What is it about Blake's poems that seem to lend themselves to Disnified interpretations by students? Honestly. Is it the plates? Is it the often over simplified straight rhyme of most of the poems in Songs of Innocence and Experience? I suppose, but then again, I just don't get it.

Last year, while discussing "The Tyger," I presented Blake's plates along with the poem to discuss issues of image and text. We read the poem first without the plates, and then compared several plates to one another discussing how our understanding of the poem changes based on the image we view it with. Still, I had one student who insisted that what Blake was really anticipating was the "Circle of Life" from The Lion King. Although I pointed out that Disney actually came quite a number of years AFTER Blake and that there is a fundamental difference between lions and tigers... the entire class jumped head over heels into this interpretation, further justifying this student's erroneous claim. Each of the plates, to them, represented another stage in life, and there was nothing I could say to convince them otherwise.

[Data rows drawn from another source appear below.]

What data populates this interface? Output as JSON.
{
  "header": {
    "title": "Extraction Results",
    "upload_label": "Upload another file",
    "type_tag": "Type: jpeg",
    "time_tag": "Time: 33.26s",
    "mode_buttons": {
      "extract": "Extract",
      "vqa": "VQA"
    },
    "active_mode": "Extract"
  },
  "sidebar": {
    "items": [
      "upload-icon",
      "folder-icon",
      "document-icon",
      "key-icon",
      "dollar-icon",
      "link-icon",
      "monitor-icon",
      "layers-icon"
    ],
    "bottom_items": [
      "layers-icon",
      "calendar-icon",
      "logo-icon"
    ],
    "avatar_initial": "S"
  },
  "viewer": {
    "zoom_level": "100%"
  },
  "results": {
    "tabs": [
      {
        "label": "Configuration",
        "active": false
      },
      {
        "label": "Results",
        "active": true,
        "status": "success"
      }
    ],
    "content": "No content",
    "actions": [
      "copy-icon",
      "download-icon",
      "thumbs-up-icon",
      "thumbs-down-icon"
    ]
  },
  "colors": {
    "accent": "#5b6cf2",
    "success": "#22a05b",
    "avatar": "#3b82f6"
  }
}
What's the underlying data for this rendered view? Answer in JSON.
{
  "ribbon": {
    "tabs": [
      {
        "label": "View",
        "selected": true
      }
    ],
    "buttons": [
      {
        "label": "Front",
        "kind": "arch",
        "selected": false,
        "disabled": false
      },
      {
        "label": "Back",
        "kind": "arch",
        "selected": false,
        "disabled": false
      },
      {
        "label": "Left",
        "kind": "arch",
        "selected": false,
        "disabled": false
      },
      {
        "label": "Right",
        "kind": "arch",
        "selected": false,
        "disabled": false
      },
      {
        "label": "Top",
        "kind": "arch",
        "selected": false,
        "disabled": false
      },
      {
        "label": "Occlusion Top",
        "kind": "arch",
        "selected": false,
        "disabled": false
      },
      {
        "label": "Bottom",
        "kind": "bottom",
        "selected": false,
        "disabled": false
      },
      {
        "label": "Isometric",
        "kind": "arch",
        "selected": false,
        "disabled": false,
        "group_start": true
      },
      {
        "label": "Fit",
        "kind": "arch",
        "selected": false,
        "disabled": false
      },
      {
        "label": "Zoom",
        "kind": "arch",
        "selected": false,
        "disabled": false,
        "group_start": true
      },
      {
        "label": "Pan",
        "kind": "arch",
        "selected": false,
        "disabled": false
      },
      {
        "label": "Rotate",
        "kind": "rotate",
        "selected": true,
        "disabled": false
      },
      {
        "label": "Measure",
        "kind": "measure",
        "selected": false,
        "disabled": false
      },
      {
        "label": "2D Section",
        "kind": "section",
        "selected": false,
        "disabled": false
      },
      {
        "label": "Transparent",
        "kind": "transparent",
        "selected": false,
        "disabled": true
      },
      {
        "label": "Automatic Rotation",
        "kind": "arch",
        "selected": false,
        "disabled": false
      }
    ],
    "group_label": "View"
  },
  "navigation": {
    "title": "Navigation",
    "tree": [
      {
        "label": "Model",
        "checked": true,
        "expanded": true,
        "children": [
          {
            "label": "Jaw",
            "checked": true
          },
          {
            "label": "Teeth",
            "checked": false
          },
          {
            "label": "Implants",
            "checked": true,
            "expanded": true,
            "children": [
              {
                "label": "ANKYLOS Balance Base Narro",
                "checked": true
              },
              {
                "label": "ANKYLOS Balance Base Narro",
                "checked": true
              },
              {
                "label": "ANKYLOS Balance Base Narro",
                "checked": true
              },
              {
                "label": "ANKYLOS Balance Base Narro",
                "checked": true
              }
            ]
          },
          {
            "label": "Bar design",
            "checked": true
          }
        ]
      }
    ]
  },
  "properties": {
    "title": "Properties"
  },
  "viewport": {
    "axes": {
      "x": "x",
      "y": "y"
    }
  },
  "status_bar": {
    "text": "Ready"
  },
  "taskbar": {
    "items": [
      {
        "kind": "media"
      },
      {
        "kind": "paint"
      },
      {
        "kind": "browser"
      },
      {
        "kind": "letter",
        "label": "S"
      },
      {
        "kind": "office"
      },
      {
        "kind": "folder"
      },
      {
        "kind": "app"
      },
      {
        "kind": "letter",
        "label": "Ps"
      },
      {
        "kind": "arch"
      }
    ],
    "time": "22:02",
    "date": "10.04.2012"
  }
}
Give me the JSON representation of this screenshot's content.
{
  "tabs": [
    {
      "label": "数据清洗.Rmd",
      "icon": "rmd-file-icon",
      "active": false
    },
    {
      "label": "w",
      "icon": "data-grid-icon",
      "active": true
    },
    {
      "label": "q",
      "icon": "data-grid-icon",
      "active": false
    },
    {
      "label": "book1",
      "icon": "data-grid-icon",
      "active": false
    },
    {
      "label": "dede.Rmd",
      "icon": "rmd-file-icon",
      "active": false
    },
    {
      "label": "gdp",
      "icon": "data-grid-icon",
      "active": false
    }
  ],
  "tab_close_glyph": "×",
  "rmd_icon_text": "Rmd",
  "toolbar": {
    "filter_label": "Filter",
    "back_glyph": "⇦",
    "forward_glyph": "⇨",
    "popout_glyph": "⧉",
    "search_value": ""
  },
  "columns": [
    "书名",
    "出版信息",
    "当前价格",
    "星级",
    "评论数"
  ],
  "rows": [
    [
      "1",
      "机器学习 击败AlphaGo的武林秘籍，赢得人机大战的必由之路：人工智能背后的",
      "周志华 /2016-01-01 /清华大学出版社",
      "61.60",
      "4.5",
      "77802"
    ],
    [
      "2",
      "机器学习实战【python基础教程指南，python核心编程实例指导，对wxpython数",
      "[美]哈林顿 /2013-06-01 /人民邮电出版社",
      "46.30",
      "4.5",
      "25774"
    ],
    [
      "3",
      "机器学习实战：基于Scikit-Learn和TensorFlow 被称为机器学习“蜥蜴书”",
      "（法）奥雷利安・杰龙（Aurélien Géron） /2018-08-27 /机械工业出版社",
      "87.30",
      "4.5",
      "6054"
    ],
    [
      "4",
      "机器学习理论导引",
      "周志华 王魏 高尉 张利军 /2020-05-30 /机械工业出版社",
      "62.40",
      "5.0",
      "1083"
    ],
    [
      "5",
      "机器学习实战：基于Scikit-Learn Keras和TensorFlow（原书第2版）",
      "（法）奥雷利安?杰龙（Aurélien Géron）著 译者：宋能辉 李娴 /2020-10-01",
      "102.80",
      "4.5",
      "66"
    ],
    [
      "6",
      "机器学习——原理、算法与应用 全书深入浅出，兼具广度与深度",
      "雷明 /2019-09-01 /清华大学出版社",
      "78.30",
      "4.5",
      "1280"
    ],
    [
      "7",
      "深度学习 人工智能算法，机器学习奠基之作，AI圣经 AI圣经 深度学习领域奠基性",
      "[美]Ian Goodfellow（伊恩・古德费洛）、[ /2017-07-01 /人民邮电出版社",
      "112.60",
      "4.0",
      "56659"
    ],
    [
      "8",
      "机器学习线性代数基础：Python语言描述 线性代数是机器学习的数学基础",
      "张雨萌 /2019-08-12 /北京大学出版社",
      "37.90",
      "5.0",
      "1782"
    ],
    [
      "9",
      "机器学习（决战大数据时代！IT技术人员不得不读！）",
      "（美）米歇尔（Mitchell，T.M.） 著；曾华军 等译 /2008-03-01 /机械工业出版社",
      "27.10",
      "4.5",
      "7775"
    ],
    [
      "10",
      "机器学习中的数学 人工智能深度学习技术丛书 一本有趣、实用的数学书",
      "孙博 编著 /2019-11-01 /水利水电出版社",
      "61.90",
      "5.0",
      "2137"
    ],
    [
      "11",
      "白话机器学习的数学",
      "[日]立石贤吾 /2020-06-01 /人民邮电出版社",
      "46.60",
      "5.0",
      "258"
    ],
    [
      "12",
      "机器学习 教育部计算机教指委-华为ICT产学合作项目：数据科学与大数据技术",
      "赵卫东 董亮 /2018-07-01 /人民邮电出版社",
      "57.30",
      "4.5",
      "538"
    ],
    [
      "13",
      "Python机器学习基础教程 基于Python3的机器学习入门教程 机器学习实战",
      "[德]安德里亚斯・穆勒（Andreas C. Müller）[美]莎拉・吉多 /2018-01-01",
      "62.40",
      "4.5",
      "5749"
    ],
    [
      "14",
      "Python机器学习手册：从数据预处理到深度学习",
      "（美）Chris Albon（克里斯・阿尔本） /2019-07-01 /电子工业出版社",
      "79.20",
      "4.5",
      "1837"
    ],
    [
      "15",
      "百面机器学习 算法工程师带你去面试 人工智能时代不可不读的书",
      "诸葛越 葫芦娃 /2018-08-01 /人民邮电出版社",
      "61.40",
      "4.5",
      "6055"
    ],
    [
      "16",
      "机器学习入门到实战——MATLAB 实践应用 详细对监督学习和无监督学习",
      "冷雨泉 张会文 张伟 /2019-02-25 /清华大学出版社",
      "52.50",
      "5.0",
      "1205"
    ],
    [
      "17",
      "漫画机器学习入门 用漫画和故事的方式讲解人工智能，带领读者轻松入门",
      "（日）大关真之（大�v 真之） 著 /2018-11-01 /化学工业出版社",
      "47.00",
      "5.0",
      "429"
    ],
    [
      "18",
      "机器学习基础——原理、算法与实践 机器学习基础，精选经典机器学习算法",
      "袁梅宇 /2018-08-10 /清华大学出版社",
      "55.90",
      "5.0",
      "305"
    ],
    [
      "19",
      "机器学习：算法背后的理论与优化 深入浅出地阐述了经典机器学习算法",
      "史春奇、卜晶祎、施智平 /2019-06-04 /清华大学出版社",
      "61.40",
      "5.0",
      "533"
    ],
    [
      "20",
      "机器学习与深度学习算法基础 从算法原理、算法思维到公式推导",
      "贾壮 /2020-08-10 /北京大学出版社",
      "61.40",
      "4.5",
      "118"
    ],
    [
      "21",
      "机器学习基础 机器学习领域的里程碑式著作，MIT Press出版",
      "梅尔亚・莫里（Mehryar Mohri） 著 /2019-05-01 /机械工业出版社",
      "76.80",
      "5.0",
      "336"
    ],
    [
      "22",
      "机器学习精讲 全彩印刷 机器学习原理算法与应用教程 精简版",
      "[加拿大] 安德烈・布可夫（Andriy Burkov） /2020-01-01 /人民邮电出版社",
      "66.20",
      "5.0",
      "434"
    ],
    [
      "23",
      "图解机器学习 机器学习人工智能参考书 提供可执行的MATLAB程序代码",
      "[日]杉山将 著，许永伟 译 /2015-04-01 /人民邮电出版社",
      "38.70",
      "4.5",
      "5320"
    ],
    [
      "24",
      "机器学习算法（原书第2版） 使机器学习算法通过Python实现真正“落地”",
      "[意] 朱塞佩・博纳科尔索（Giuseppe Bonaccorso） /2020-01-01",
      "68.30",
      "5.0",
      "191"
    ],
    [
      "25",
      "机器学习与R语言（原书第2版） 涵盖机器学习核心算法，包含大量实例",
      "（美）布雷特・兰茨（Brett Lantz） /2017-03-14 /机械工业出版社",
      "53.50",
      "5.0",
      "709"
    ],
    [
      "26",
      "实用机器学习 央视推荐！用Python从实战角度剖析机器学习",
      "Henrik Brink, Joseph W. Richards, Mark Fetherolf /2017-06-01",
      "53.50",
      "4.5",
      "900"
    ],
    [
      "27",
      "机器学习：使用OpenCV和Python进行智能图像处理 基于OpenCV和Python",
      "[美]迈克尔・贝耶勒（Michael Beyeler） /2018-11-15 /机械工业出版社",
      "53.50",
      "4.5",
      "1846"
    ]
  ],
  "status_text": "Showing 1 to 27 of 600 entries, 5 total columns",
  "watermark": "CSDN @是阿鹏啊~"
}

Jump forward one year. Now I have students writing a paper comparing uses of sound and image in Blake's "London" versus his use of sound and image in "The Tyger." My hope was for students to explore the ways in which the sound and image reinforce one another in "London" while the relationship between sound and image in "The Tyger" is much more vexed. They didn't have to say it that way... anything in the ballpark would have been great. But Disney has prevailed once again. According to one of my students, the chimney-sweeper in "London" is a happy image. He relates it to the cheerful chimney-sweepers who dance and sing on the rooftops of London in Mary Poppins. I kid you not. He continues by saying that it is the one hopeful image in the midst of so much dreariness and negativity.

Only, it gets better. Another student likens the repetition of "Tyger! Tyger! Burning bright!" to another Disney movie--Snow White. The student says that it is difficult to read these lines and not to think of Snow White's wicked step-mother in front of her magical mirror.

Can anyone account for this? Has a generation of children raised on Disney videos completely doomed Blake in 200-level courses? Argh. I think an upcoming post will have to include a Blake-Disney pastiche.